Excerpt from Review: “I Am Not Your Negro” Will Make You Rethink Race – by A.O. Smith in the New York Times, February 2, 2017.

“Baldwin could not have known about Ferguson and Black Lives Matter, about the presidency of Barack Obama and the recrudescence of white nationalism in its wake, but in a sense he explained it all in advance. He understood the deep, contradictory patterns of our history, and articulated, with a passion and clarity that few others have matched, the psychological dimensions of racial conflict: the suppression of black humanity under slavery and Jim Crow and the insistence on it in African-American politics and art; the dialectic of guilt and rage, forgiveness and denial that distorts relations between black and white citizens in the North as well as the South; the lengths that white people will go to wash themselves clean of their complicity in oppression.”


"Muslim Girl" by Amani Al-Khatahbeg - (March 2017)

Amani Al-Khatahtbeh was nine years old on September 11, 2001, and could see the destruction of the World Trade Center towers from her home in New Jersey. After that, experiencing anti-Muslim attitudes and behavior through her school years, she found her voice and founded www.MuslimGirl.com. It started as a blog in 2009 and turned into a highly popular, highly regarded website, thus giving voice to many others. Her book, Muslim Girl, A Coming of Age, describes her journey.
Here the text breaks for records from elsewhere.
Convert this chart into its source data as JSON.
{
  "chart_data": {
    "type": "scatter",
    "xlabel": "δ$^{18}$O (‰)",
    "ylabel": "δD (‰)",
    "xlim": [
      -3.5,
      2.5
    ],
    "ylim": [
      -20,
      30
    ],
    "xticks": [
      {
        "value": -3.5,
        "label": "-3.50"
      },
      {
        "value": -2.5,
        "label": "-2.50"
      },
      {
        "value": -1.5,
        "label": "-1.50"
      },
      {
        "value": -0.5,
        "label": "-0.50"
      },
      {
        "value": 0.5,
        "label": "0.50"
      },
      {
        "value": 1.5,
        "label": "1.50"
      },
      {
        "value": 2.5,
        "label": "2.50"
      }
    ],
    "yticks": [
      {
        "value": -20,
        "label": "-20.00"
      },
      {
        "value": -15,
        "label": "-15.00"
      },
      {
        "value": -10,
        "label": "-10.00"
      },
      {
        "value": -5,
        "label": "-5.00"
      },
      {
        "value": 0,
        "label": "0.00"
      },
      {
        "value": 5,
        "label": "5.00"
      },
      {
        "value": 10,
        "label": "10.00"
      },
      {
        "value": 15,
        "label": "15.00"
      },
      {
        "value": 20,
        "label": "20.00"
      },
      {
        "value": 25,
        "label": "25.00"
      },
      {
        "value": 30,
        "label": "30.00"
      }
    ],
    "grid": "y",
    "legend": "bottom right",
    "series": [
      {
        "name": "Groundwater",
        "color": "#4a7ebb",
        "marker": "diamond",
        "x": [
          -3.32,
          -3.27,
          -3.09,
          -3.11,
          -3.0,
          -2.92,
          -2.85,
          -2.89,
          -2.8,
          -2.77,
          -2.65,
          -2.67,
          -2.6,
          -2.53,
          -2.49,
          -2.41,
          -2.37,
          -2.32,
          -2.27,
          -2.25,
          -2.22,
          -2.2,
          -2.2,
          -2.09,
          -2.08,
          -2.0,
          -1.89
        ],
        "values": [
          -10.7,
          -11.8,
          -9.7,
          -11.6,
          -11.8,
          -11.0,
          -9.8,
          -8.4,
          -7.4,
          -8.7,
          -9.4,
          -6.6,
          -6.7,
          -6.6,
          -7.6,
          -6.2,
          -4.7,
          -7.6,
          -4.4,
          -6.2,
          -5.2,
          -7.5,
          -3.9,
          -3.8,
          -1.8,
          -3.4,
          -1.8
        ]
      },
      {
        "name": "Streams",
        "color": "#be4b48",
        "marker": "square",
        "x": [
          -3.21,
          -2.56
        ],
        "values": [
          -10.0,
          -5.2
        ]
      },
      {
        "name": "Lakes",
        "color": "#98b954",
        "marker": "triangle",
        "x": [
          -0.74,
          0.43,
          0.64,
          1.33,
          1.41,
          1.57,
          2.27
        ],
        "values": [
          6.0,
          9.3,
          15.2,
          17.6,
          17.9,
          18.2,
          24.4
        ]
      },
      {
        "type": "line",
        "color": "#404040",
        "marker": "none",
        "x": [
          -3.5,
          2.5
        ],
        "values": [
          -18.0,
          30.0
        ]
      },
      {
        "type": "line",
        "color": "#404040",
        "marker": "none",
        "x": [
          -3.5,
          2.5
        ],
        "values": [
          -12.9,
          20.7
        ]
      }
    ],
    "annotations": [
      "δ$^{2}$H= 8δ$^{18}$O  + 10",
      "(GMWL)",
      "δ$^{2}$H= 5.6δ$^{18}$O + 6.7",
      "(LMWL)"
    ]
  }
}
“I feel that the horrible scapegoating we’ve had to endure has forced us into a corner of defensiveness, dissipating our energy in this endless game of pushing back against the misconceptions that ultimately victimize us. …. It makes me sad to think about all the resources the Muslim American community has been forced to waste for the past decade on campaigns, events, and media efforts to prove that we, too, are Americans; that we, too, are human, betting and pleading the public not to believe the racist rhetoric being spewed about us. I can’t imagine the types of institutions, programs, and civic society we could have cultivated for our community—the type of backbone we could have had the opportunity to grow—had we not been forced into this position.” (pp. 44-45)


"The Fire This Time" by Jesmyn Ward - (February 2017)

For this 2016 book, The Fire This Time, author Jesmyn Ward*, after the 2012 killing of Trayvon Martin, invited other African American writers to share their thoughts. In her introduction, she calls it, “A book that would reckon with the fire of rage and despair and fierce, protective love currently sweeping through the streets and campuses of America. A book that would gather new voices in one place, in a lasting, physical form, and provide a forum for those writers to dissent, to call to account, to witness, to reckon.” Among those writers is Carol Anderson, whose essay “White Rage” makes some of the same points as her book by the same title, cited in our December “Thinking about Race” column.

“Protests and looting naturally capture attention. But the real rage smolders in meetings where officials redraw precincts to dilute African American voting strength or seek to slash the government payrolls that have long served as sources of black employment. It goes virtually unnoticed, however, because white rage doesn’t have to take to the streets and face rubber bullets to be heard. Instead, white rage carries an aura of respectability and has access to the courts, police, legislatures, and governors, who cast its efforts as noble, though they are actually driven by the most ignoble motivations.”

*Ward’s novels to date are Where the Line Bleeds and Salvage the Bones, which won the 2011 National Book Award. Her 2013 memoir, Men We Reaped, has won multiple awards.